Amsterdam Leads the Dutch Office Market

According to figures from international real estate advisor Cushman & Wakefield, the absorption of new office space in the first three quarters of 2023 amounted to 468,000 square meters. This represents a registered transaction activity approximately one-fifth lower than at the end of the same period last year (-21.7%). 

Two-thirds of the square meters of office space leased in 2023 were located in the five largest cities, with Amsterdam being the absolute leader at 170,000 square meters. This accounts for a significant 36% of the total Dutch transaction activity. This relatively high absorption figure can mainly be attributed to the simultaneous availability of new, high-quality office spaces at strategic locations within the city. It is noteworthy that many organizations that decided to relocate to offices in Amsterdam in 2023 were already established in the city.  

Some notable shifts include ING's decision to lease 31,500 square meters in the newly developed Laanderpoort building by NSI and Philips' headquarters relocating from the Breitnertoren near Amstelstation to the currently under redevelopment PI59 building on the north side of the Zuidas (17,000 square meters). In the recently completed EDGE Stadium, the online whiteboard platform Miro signed a lease for 10,000 square meters of office space. Salesforce is moving from The Edge to EDGE Stadium, occupying approximately 6,400 square meters. Boston Consulting Group's choice to lease 7,800 square meters in The Pulse, previously based in the SOM building, further emphasizes the local nature of the Amsterdam office market. 

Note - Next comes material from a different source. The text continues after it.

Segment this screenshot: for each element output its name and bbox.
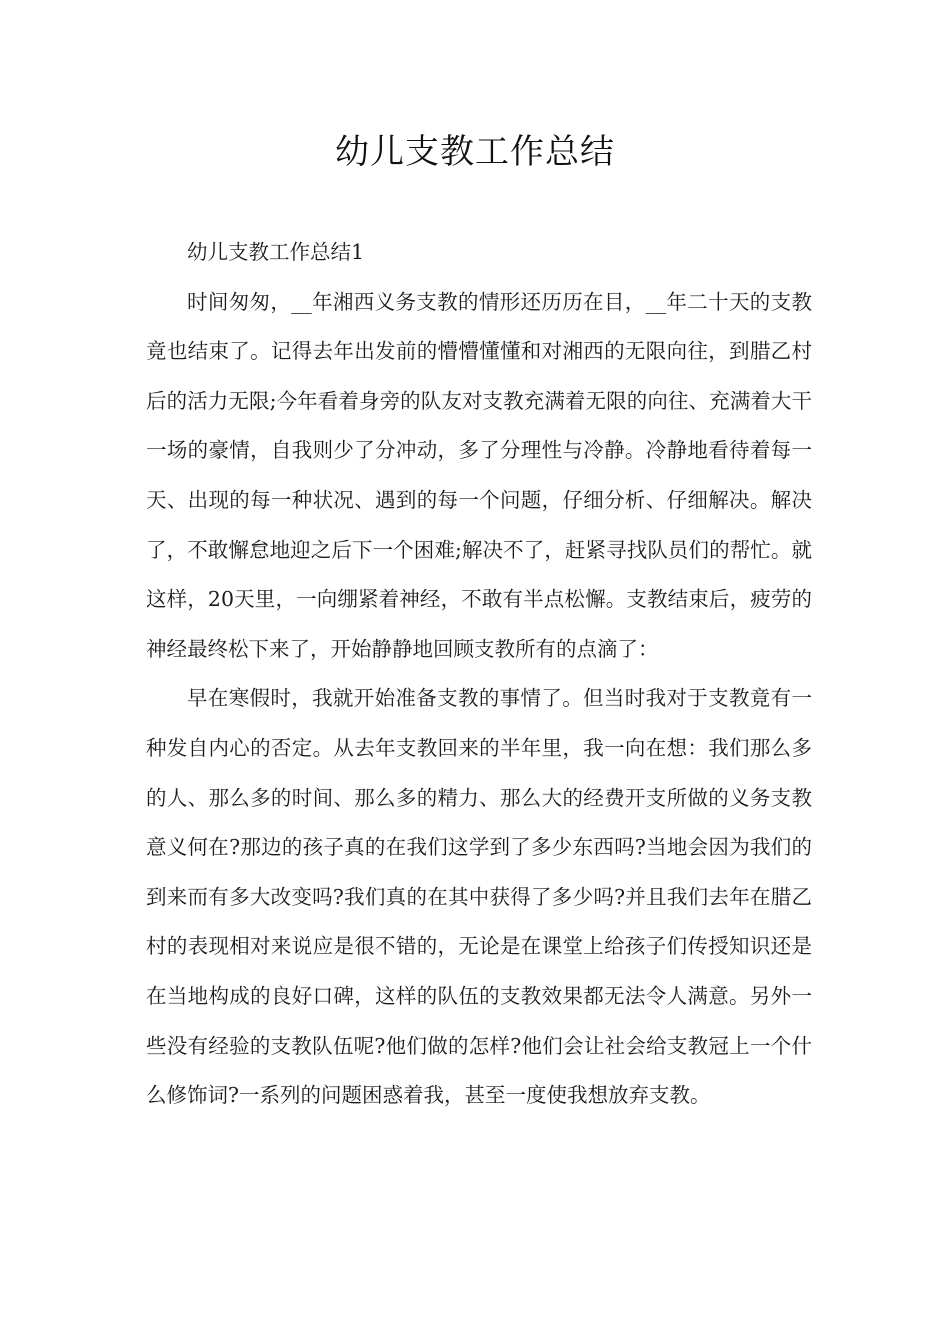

Compared to the pre-pandemic years of 2018 and 2019, the demand for office space this year has remained approximately half, with respective declines of 54% and 48%. The post-pandemic years of 2021 and 2022 also show significantly lower absorption figures, indicating a lasting trend in the office market, particularly towards hybrid working. While this may lead to a decrease in office occupancy rates in some cities, the broader national perspective suggests a shift in demand towards specific types of offices: high-quality, sustainable buildings in prime city center locations, with a strong focus on health and well-being. Office users prefer locations that are easily accessible and offer all possible amenities within reach. It's not just about reducing square footage but also about a different way of using that space in alternative locations. 

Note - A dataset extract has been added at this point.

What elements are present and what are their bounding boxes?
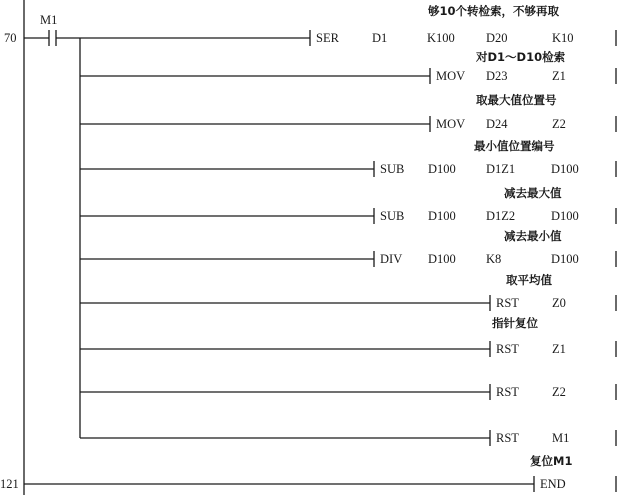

Currently, there is a relatively limited supply of high-quality office space available. In places where many new offices have become available almost coincidentally, there is a high level of interest from potential users. Offices that do not meet these high standards have not been seriously considered so far, leading many organizations to renew their existing lease agreements. This explains the current dominance of the five largest cities in the national office absorption, where relatively many high-quality buildings can be found. 

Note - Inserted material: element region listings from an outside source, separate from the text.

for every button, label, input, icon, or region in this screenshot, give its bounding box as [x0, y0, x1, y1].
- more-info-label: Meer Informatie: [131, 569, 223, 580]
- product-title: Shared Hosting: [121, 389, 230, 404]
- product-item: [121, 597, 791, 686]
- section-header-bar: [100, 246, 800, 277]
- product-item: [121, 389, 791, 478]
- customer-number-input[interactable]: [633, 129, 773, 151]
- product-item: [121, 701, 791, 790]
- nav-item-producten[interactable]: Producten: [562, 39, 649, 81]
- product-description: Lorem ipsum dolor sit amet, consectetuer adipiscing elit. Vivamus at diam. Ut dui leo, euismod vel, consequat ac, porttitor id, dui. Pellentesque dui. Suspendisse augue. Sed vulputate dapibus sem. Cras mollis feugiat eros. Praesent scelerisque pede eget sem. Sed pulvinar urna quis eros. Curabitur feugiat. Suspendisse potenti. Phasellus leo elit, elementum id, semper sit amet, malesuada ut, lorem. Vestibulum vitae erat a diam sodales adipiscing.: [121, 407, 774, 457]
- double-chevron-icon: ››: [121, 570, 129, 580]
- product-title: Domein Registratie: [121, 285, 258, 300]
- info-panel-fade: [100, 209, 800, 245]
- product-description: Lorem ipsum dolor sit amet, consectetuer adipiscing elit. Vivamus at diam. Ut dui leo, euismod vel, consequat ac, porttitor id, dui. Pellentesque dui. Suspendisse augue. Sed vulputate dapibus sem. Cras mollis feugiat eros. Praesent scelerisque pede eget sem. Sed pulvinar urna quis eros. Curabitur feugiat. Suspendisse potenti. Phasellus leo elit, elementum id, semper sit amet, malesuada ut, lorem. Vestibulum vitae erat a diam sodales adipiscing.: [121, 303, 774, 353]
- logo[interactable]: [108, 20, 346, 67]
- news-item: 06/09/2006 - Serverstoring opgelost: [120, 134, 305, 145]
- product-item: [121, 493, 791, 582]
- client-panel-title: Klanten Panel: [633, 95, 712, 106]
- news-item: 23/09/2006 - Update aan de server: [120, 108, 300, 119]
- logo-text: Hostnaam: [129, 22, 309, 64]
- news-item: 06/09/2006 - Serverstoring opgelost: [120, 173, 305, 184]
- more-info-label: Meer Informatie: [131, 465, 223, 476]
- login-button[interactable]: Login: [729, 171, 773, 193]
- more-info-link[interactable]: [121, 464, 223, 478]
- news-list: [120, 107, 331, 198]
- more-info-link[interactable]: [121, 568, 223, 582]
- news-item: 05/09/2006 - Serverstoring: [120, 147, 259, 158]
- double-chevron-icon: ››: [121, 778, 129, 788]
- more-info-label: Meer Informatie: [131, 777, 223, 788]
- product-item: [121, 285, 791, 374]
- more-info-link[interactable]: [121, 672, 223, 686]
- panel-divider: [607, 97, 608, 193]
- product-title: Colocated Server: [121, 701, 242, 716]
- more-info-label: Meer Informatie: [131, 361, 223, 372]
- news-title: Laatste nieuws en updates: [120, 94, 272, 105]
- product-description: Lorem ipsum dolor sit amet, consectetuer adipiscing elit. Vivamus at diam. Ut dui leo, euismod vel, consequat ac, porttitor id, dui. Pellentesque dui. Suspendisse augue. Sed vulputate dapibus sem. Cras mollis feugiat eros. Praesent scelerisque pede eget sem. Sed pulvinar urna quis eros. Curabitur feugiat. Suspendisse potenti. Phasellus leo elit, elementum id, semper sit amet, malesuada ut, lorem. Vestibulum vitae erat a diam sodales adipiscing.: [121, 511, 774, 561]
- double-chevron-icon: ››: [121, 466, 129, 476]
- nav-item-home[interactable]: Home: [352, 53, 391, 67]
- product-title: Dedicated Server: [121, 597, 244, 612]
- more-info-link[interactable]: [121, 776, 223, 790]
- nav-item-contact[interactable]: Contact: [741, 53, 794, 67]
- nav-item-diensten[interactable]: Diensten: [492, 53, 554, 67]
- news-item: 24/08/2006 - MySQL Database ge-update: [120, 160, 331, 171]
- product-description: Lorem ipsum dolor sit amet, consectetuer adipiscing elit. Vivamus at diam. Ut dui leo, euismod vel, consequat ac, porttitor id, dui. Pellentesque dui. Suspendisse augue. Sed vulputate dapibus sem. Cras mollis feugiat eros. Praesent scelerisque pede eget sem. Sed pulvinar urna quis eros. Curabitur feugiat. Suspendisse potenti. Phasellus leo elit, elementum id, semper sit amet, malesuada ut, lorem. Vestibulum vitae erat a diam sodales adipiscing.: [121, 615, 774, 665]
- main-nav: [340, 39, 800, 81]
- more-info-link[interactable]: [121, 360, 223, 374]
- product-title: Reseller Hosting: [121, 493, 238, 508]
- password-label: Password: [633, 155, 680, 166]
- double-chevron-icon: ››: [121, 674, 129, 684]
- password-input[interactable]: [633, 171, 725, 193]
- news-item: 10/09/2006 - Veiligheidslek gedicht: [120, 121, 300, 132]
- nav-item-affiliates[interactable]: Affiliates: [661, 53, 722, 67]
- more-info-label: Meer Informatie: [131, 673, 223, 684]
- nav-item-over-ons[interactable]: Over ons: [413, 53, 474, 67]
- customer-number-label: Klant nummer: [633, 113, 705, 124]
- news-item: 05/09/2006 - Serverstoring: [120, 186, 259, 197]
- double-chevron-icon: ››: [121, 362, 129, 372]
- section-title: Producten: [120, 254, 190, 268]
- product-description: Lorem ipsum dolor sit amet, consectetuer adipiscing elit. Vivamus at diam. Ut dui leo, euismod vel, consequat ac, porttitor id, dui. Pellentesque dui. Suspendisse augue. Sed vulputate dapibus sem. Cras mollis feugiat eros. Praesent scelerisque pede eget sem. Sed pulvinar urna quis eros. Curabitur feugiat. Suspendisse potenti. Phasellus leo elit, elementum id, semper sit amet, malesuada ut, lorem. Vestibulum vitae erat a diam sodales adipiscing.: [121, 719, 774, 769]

Jos Hesselink, Head of Research Netherlands, says, "We see clear polarization in the office market. Because companies are overwhelmingly choosing the same type of office buildings when they relocate, there is selective upward pressure on rental prices in the high-quality office space segment. This price increase comes on top of other housing and labor costs that companies have faced in the past year. They are faced with the challenge of weighing economic uncertainties such as a possible extended period of limited economic growth against the ongoing tightness in the labor market." 

With these developments, the Dutch office market seems to be entering an exciting period of change and adaptation, with a focus on high-quality, modern office spaces in strategic locations, in line with the changing needs of office users.